Но, он заставил себя принять душ, стало немножко легче. Поставил на плиту чайник, вспомнил, что почти ничего не ел, парочка пирожков в обед — не в счет, однако аппетита не было.
Подумал, надолго ли хватит сил, если так будет продолжаться и дальше? Пришел к неутешительному выводу, что — нет, и на том успокоился, так как думать, о чем-либо было лень.
Тепло от печки приятно расслабляло, мурчащий на столе кот, блаженно почивающий у ног Тузик (хорошо, что Юля не видит) создавали подобие уюта. Чашка свежезаваренного чая дымилась в руках.
Идиллия.
Жаль лишь, что рядом нет жены, и как ужасно, что утром нужно вставать на работу.
День выдался морозным, под вечер температура упала до пятнадцати градусом, поэтому тепло обетованного жилья казалось особенно уютным.
Наверное, Игорь задремал с чашкой в руке, когда раздался звонок, он не сразу сообразил, что это?
Потом, посмотрел на часы. Стрелки приближались к полуночи.
Кого могло принести в такую пору?
Странно, тем более что за все время, пока они здесь живут, никто кроме Юлиных родителей в гости не наведывался.
Может, с Юлей, что-то случилось? — вспышкой взорвалась в голове тревожная мысль.
Нет, вряд ли.
Кто из больницы, на ночь глядя, поедет, черт знает куда, чтобы сообщить, пусть даже, плохую новость…
Да еще в такую погоду.
А что, если Юля сбежала с больницы?
Но ведь у нее есть ключ от калитки…
Может ей отказались выдать одежду?
Испугавшись, что жена в больничном халате и тапочках мерзнет на улице, Игорь поспешил к выходу. Но уже по дороге к воротам убедил себя, что ошибается. Наверное, просто кто-то ошибся адресом.
Тузик, хоть и неохотно, увязался следом.
— Кто там? — спросил громко, увидел, как густой пар вываливается изо рта, почувствовал, что блаженное тепло с неимоверной скоростью покидает тело. Свет лампочки, выведенной наружу, ярко отражался от снега, но все, что находилось за воротами, пряталось в тени.
Из-за забора послышались невнятные звуки, Тузик угрожающе зарычал.
— Кто там? — повторил Игорь, пытаясь сквозь неширокую щелку разглядеть ночного визитера.
— Игорь… — голос был слабый, он едва расслышал свое имя.
Уже не колеблясь, растворил калитку.
В худой фигурке, одетой в нелепое старое пальтишко, которая, окоченев от мороза, сгорбившись, стояла у забора, он с трудом узнал свою маму.
Что-то расспрашивать, о чем-то говорить не было смысла, пока мать не согреется.
Как она смогла добраться сюда в такое время?

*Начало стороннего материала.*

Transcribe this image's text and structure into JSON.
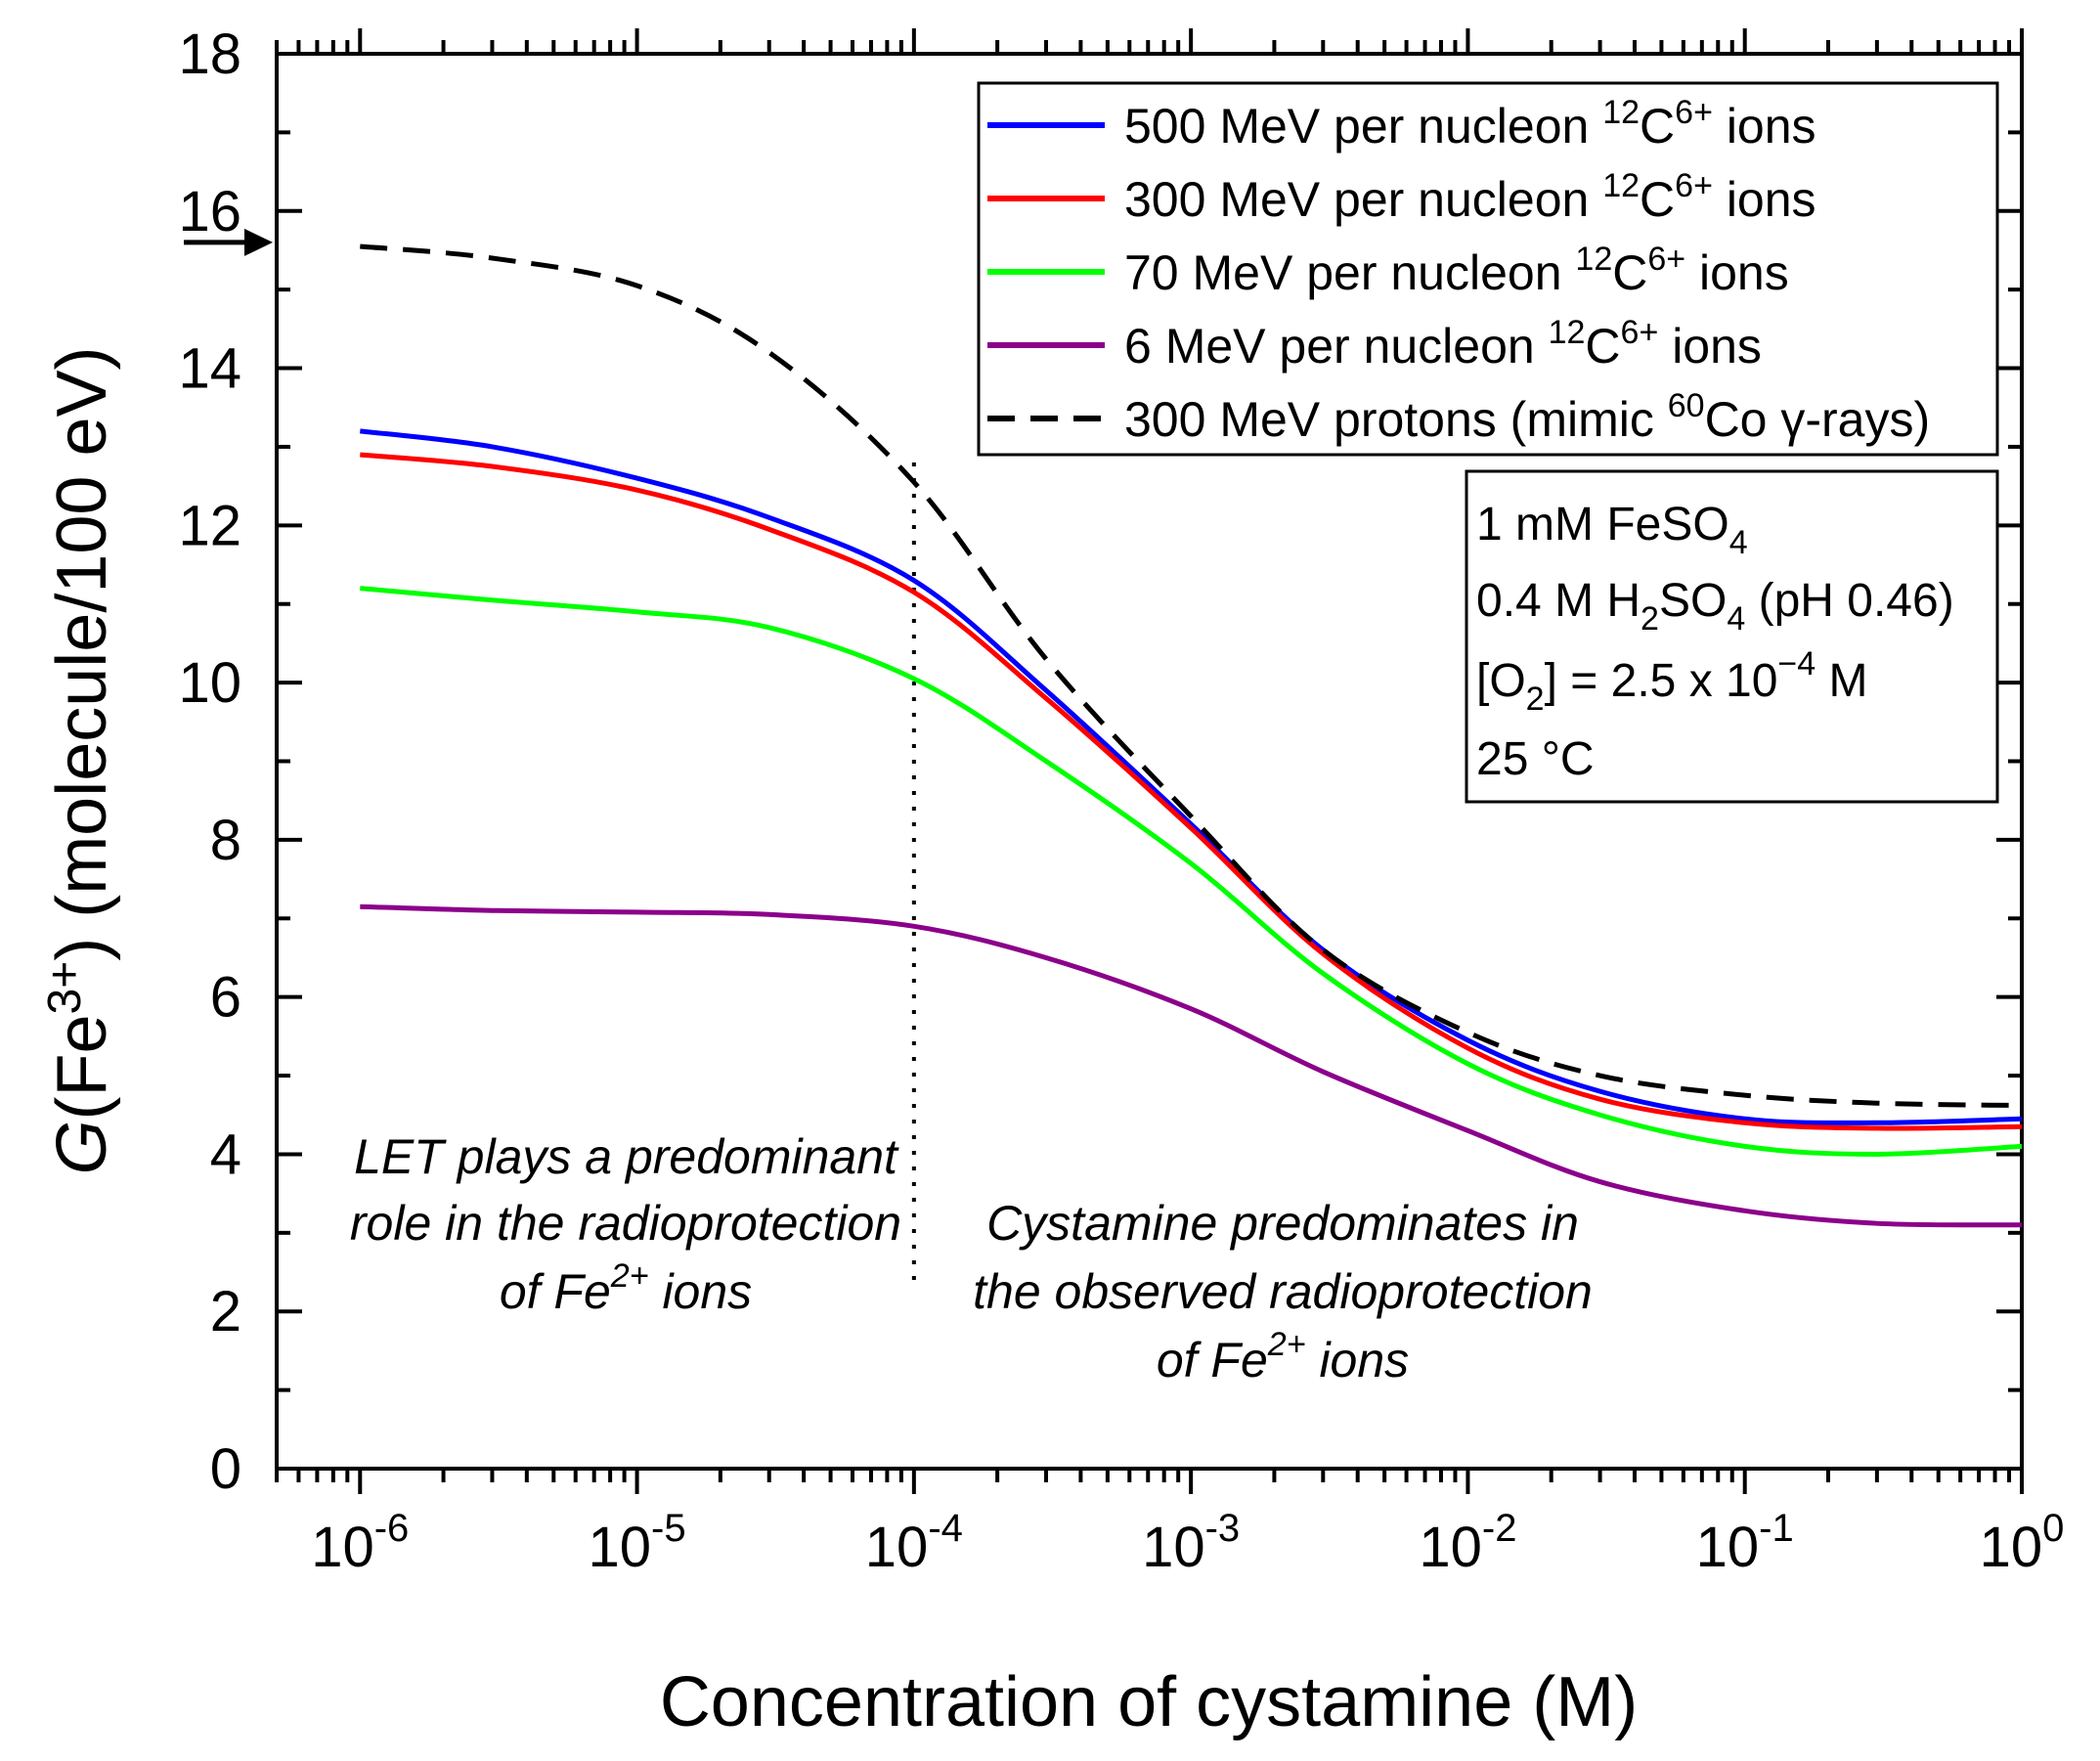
{
  "chart_data": {
    "type": "line",
    "xscale": "log",
    "xlabel": "Concentration of cystamine (M)",
    "ylabel": {
      "prefix": "G",
      "main": "(Fe",
      "sup": "3+",
      "suffix": ") (molecule/100 eV)"
    },
    "xlim": [
      5e-07,
      1
    ],
    "ylim": [
      0,
      18
    ],
    "yticks": [
      "0",
      "2",
      "4",
      "6",
      "8",
      "10",
      "12",
      "14",
      "16",
      "18"
    ],
    "xticks": [
      {
        "base": "10",
        "exp": "-6"
      },
      {
        "base": "10",
        "exp": "-5"
      },
      {
        "base": "10",
        "exp": "-4"
      },
      {
        "base": "10",
        "exp": "-3"
      },
      {
        "base": "10",
        "exp": "-2"
      },
      {
        "base": "10",
        "exp": "-1"
      },
      {
        "base": "10",
        "exp": "0"
      }
    ],
    "x": [
      1e-06,
      3e-06,
      1e-05,
      3e-05,
      0.0001,
      0.0003,
      0.001,
      0.003,
      0.01,
      0.03,
      0.1,
      0.3,
      1
    ],
    "series": [
      {
        "name": "500 MeV per nucleon 12C6+ ions",
        "label": {
          "pre": "500 MeV per nucleon ",
          "sup1": "12",
          "mid": "C",
          "sup2": "6+",
          "post": " ions"
        },
        "color": "#0000ff",
        "style": "solid",
        "values": [
          13.2,
          13.0,
          12.6,
          12.1,
          11.3,
          9.9,
          8.2,
          6.6,
          5.45,
          4.8,
          4.45,
          4.4,
          4.45
        ]
      },
      {
        "name": "300 MeV per nucleon 12C6+ ions",
        "label": {
          "pre": "300 MeV per nucleon ",
          "sup1": "12",
          "mid": "C",
          "sup2": "6+",
          "post": " ions"
        },
        "color": "#ff0000",
        "style": "solid",
        "values": [
          12.9,
          12.75,
          12.45,
          11.95,
          11.15,
          9.8,
          8.15,
          6.55,
          5.35,
          4.7,
          4.4,
          4.33,
          4.35
        ]
      },
      {
        "name": "70 MeV per nucleon 12C6+ ions",
        "label": {
          "pre": "70 MeV per nucleon ",
          "sup1": "12",
          "mid": "C",
          "sup2": "6+",
          "post": " ions"
        },
        "color": "#00ff00",
        "style": "solid",
        "values": [
          11.2,
          11.05,
          10.9,
          10.7,
          10.05,
          9.0,
          7.7,
          6.3,
          5.15,
          4.5,
          4.1,
          4.0,
          4.1
        ]
      },
      {
        "name": "6 MeV per nucleon 12C6+ ions",
        "label": {
          "pre": "6 MeV per nucleon ",
          "sup1": "12",
          "mid": "C",
          "sup2": "6+",
          "post": " ions"
        },
        "color": "#8b008b",
        "style": "solid",
        "values": [
          7.15,
          7.1,
          7.08,
          7.05,
          6.9,
          6.5,
          5.85,
          5.05,
          4.3,
          3.65,
          3.28,
          3.12,
          3.1
        ]
      },
      {
        "name": "300 MeV protons (mimic 60Co γ-rays)",
        "label": {
          "pre": "300 MeV protons (mimic ",
          "sup1": "60",
          "mid": "Co γ-rays)",
          "sup2": "",
          "post": ""
        },
        "color": "#000000",
        "style": "dashed",
        "values": [
          15.55,
          15.4,
          15.05,
          14.2,
          12.55,
          10.3,
          8.3,
          6.6,
          5.55,
          5.0,
          4.75,
          4.65,
          4.62
        ]
      }
    ],
    "arrow_marker": {
      "y": 15.6
    },
    "divider_x": 0.0001,
    "conditions": {
      "line1": {
        "pre": "1 mM FeSO",
        "sub": "4",
        "post": ""
      },
      "line2": {
        "pre": "0.4 M H",
        "sub": "2",
        "mid": "SO",
        "sub2": "4",
        "post": " (pH 0.46)"
      },
      "line3": {
        "pre": "[O",
        "sub": "2",
        "mid": "] = 2.5 x 10",
        "sup": "−4",
        "post": " M"
      },
      "line4": "25 °C"
    },
    "annotations": {
      "left": {
        "line1": "LET plays a predominant",
        "line2": "role in the radioprotection",
        "line3_pre": "of Fe",
        "line3_sup": "2+",
        "line3_post": " ions"
      },
      "right": {
        "line1": "Cystamine predominates in",
        "line2": "the observed radioprotection",
        "line3_pre": "of Fe",
        "line3_sup": "2+",
        "line3_post": " ions"
      }
    },
    "legend_position": "top-right"
  }
}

Ведь транспорт уже не ходит.
Игорь ужаснулся, предположив, что ей пришлось пройти двадцать километров пешком.
В такой-то мороз…
Если все так, остается лишь удивляться ее выносливости. Нормальный человек не выдержал бы, околел на обочине.
Но, поправил себя Игорь, его мать никак нельзя причислить к нормальным людям. Невзирая на внешнюю хилость, в ней прятался такой стержень упрямства, что его никакими морозами не пробить.

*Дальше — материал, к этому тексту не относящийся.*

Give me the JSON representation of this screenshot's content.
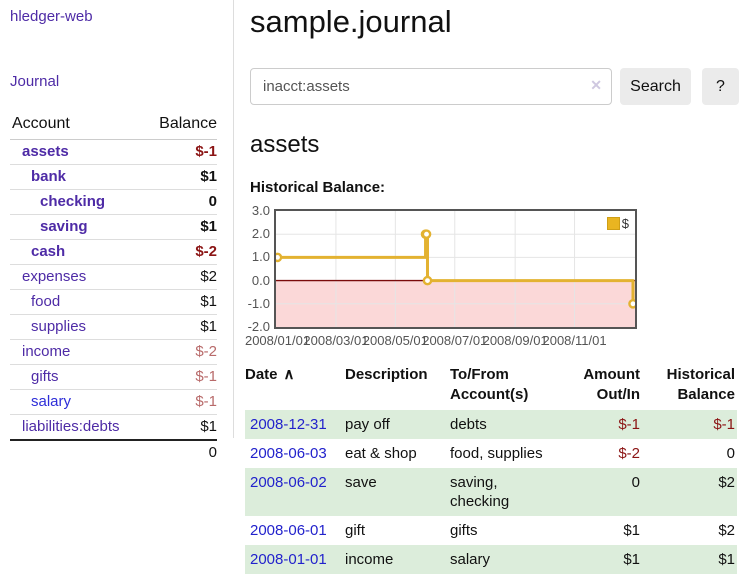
{
  "app": {
    "title": "hledger-web"
  },
  "sidebar": {
    "journal_link": "Journal",
    "header": {
      "account": "Account",
      "balance": "Balance"
    },
    "accounts": [
      {
        "name": "assets",
        "level": 1,
        "bold": true,
        "balance": "$-1",
        "balance_style": "neg-strong"
      },
      {
        "name": "bank",
        "level": 2,
        "bold": true,
        "balance": "$1",
        "balance_style": "pos"
      },
      {
        "name": "checking",
        "level": 3,
        "bold": true,
        "balance": "0",
        "balance_style": "pos"
      },
      {
        "name": "saving",
        "level": 3,
        "bold": true,
        "balance": "$1",
        "balance_style": "pos"
      },
      {
        "name": "cash",
        "level": 2,
        "bold": true,
        "balance": "$-2",
        "balance_style": "neg-strong"
      },
      {
        "name": "expenses",
        "level": 1,
        "bold": false,
        "balance": "$2",
        "balance_style": "pos"
      },
      {
        "name": "food",
        "level": 2,
        "bold": false,
        "balance": "$1",
        "balance_style": "pos"
      },
      {
        "name": "supplies",
        "level": 2,
        "bold": false,
        "balance": "$1",
        "balance_style": "pos"
      },
      {
        "name": "income",
        "level": 1,
        "bold": false,
        "balance": "$-2",
        "balance_style": "neg-soft"
      },
      {
        "name": "gifts",
        "level": 2,
        "bold": false,
        "balance": "$-1",
        "balance_style": "neg-soft"
      },
      {
        "name": "salary",
        "level": 2,
        "bold": false,
        "balance": "$-1",
        "balance_style": "neg-soft",
        "link_color": "blue"
      },
      {
        "name": "liabilities:debts",
        "level": 1,
        "bold": false,
        "balance": "$1",
        "balance_style": "pos"
      }
    ],
    "total": "0"
  },
  "main": {
    "title": "sample.journal",
    "search": {
      "value": "inacct:assets",
      "clear_icon": "✕",
      "button_label": "Search",
      "help_label": "?"
    },
    "account_heading": "assets",
    "chart_label": "Historical Balance:"
  },
  "chart_data": {
    "type": "line",
    "title": "Historical Balance",
    "style": "step-after with point markers, negative region shaded",
    "series": [
      {
        "name": "$",
        "points": [
          [
            "2008-01-01",
            1
          ],
          [
            "2008-06-01",
            2
          ],
          [
            "2008-06-02",
            2
          ],
          [
            "2008-06-03",
            0
          ],
          [
            "2008-12-31",
            -1
          ]
        ]
      }
    ],
    "xrange": [
      "2008-01-01",
      "2008-12-31"
    ],
    "ylim": [
      -2,
      3
    ],
    "yticks": [
      "3.0",
      "2.0",
      "1.0",
      "0.0",
      "-1.0",
      "-2.0"
    ],
    "xticks": [
      "2008/01/01",
      "2008/03/01",
      "2008/05/01",
      "2008/07/01",
      "2008/09/01",
      "2008/11/01"
    ],
    "legend": {
      "label": "$",
      "position": "top-right"
    },
    "colors": {
      "line": "#e3b231",
      "marker_fill": "#ffffff",
      "negative_region": "#fbd8d8",
      "zero_line": "#7a0b0b",
      "grid": "#e5e5e5",
      "border": "#555555"
    }
  },
  "register": {
    "headers": [
      {
        "lines": [
          "Date"
        ],
        "align": "left",
        "sort_icon": "∧"
      },
      {
        "lines": [
          "Description"
        ],
        "align": "left"
      },
      {
        "lines": [
          "To/From",
          "Account(s)"
        ],
        "align": "left"
      },
      {
        "lines": [
          "Amount",
          "Out/In"
        ],
        "align": "right"
      },
      {
        "lines": [
          "Historical",
          "Balance"
        ],
        "align": "right"
      }
    ],
    "rows": [
      {
        "date": "2008-12-31",
        "description": "pay off",
        "accounts": "debts",
        "amount": "$-1",
        "amount_neg": true,
        "balance": "$-1",
        "balance_neg": true
      },
      {
        "date": "2008-06-03",
        "description": "eat & shop",
        "accounts": "food, supplies",
        "amount": "$-2",
        "amount_neg": true,
        "balance": "0",
        "balance_neg": false
      },
      {
        "date": "2008-06-02",
        "description": "save",
        "accounts": "saving, checking",
        "amount": "0",
        "amount_neg": false,
        "balance": "$2",
        "balance_neg": false
      },
      {
        "date": "2008-06-01",
        "description": "gift",
        "accounts": "gifts",
        "amount": "$1",
        "amount_neg": false,
        "balance": "$2",
        "balance_neg": false
      },
      {
        "date": "2008-01-01",
        "description": "income",
        "accounts": "salary",
        "amount": "$1",
        "amount_neg": false,
        "balance": "$1",
        "balance_neg": false
      }
    ]
  }
}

Однако, и ее силы, похоже, подошли к концу.
Еще сумев самостоятельно войти в калитку, женщина вдруг пошатнулась и стала заваливаться набок. Не согнувшись, а как-то неестественно прямо, словно ее суставы превратились в ледышку и перестали функционировать. Если бы Игорь не успел ее подхватить, она так столбом и повалилась бы в набросанный им снежный курган.
В дом Игорь заносил мать на руках. Усадил в кресло возле печки, сунул в ее одеревеневшую руку чашку со своим недопитым, уже лишь чуть теплым чаем и убежал в ванную набирать воду.
Потихоньку мать оттаяла, ее лицо приобрело осмысленное выражение, она смогла самостоятельно снять платок и пальто.
— Спасибо, сынок, что не выгнал, — чувствовалось, что, невзирая на все, слова благодарности даются ей с огромным трудом.
Игорь ничего не сказал, долил в чашку кипятка, но мать отодвинула ее.
— Больше не хочу, уже согрелась. Почему не спрашиваешь, что меня привело?